Charging for premium online content might solve the problem of how to monetise the expense associated with generating the content, but it runs the real risk of exaserbating the demise of print editions. Publishers must work out a way to use their print editions to add depth to the story and make their readers see it as a critical extension to the online experience.
Agree Ken, decent indepth journalism may be the only saviour of the traditional newspaper. Sadly that takes time and journalistic talent – something plenty of papers have probably lost in the last decade’s scramble to compete with the real-time web.
I imagine a future of crappy free dailies (like in the UK) with a few quality weeklies that are somewhere in between a broadsheet and the economist… a lot like the Guardian Weekly really.

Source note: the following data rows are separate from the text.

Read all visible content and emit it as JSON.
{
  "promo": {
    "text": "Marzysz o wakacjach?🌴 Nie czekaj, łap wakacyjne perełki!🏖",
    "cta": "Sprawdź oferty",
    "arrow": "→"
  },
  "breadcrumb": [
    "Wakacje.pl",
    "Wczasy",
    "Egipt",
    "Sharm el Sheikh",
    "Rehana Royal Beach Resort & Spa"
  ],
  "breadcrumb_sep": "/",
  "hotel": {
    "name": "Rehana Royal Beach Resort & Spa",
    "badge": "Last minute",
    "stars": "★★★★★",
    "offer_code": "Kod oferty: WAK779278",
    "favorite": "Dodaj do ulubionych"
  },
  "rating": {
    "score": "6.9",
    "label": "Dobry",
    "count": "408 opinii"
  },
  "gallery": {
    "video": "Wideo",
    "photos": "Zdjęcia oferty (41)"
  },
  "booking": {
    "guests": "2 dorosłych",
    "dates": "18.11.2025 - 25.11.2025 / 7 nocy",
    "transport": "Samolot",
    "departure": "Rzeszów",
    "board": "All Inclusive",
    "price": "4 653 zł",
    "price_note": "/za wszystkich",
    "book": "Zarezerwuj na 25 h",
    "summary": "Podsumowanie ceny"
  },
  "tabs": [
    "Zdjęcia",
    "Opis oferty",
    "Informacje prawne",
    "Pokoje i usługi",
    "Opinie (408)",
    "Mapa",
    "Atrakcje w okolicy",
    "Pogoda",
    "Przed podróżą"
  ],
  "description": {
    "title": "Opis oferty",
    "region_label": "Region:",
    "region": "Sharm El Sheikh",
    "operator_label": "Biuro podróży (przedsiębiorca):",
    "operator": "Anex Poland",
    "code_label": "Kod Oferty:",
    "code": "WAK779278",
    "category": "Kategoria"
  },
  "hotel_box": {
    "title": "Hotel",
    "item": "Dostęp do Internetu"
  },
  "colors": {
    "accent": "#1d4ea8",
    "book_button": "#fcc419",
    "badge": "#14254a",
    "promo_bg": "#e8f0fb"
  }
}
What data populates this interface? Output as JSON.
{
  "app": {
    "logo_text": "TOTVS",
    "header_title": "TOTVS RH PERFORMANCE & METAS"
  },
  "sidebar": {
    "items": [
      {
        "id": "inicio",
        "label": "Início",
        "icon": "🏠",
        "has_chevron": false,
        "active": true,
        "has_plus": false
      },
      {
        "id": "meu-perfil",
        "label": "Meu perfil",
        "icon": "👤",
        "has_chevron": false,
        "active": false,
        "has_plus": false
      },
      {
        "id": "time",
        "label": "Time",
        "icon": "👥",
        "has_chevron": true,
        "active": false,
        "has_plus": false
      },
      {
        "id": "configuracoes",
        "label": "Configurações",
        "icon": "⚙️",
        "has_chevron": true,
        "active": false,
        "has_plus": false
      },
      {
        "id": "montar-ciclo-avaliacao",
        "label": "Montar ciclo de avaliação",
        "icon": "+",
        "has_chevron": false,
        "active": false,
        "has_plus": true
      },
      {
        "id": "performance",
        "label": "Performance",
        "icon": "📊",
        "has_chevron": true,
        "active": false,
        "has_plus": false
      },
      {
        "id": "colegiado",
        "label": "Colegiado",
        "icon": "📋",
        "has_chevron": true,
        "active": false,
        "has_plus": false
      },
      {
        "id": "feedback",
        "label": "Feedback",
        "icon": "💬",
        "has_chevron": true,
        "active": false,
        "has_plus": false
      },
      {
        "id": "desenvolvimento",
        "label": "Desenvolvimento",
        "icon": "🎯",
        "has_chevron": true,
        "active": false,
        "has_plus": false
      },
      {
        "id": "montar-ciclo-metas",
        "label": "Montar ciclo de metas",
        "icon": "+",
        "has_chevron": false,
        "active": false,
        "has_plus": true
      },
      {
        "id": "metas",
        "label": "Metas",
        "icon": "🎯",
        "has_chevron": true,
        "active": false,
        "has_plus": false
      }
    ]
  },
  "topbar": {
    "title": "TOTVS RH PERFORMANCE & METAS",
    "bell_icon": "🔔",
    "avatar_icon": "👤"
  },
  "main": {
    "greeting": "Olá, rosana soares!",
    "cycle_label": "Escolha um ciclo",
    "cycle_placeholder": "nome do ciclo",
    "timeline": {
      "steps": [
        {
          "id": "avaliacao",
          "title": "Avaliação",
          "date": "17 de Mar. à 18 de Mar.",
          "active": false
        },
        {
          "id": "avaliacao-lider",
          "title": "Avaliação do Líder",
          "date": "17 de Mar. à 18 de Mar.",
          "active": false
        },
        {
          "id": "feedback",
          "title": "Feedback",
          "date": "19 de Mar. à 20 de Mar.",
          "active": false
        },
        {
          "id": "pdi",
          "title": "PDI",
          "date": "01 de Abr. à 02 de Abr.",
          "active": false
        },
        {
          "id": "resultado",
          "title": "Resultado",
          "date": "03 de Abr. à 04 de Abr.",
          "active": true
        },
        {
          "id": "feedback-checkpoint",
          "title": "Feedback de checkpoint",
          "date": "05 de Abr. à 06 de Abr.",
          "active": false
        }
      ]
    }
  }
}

I’d pay a fiver for a decent Friday paper with good analysis of the week just been (+ good photography and art direction).
By: Gareth on December 3, 2009
at 6:39 pm
Ken
I think you’re absolutely right that value needs to be added.
But I think there are a couple of things that have to happen before people will be able to see that value.
The first is to acknowledge that people are being asked to pay for something that was once ‘free’. Because we’ve been taught that news online doesn’t cost anything and, understandably, we like that state of affairs.
Importantly, our experience of being charged for something that was previously free is that we’re being discouraged from using it. Think inner-city parking or toll-roads. The key in this situation is to offer something better in a demonstrably different form – parking buildings that are safer places to leave your car, or less-congested toll-roads. The form of delivery has to change to allow people to rationalise the cost. Because to pay for something that used to be free is stupid. And people don’t like to feel stupid. So publishers need to give more thought to how they change the delivery of news if they expect people to pay for it – a change that’s small enough that it doesn’t add much cost, but significant enough that it adds much value.
But there’s a second issue, also. My sense is that most people acknowledge the value of journalists and the role they play in helping us make sense of the world.
But part of the issue here is that we don’t believe we’re actually paying for journalists to do what they do. We believe we’re paying Rupert Murdoch and Barry Colman to own yachts.
It’s not accurate, but it is understandable. These people have made huge sums of money from media ownership. It’s inescapable. They’re amongst the richest people in our nations, and very publicly so. And that’s where we believe our money goes. Not to journalists who do work we admire and appreciate, but to media owners who live lives we envy and resent.
So if I were working for a media provider I think I’d be looking for ways to update the form of delivery and to make the journalist, as much as the title itself, the focus. The first step lets me feel better about what I’m paying for. The second step lets me feel better about who I’m paying.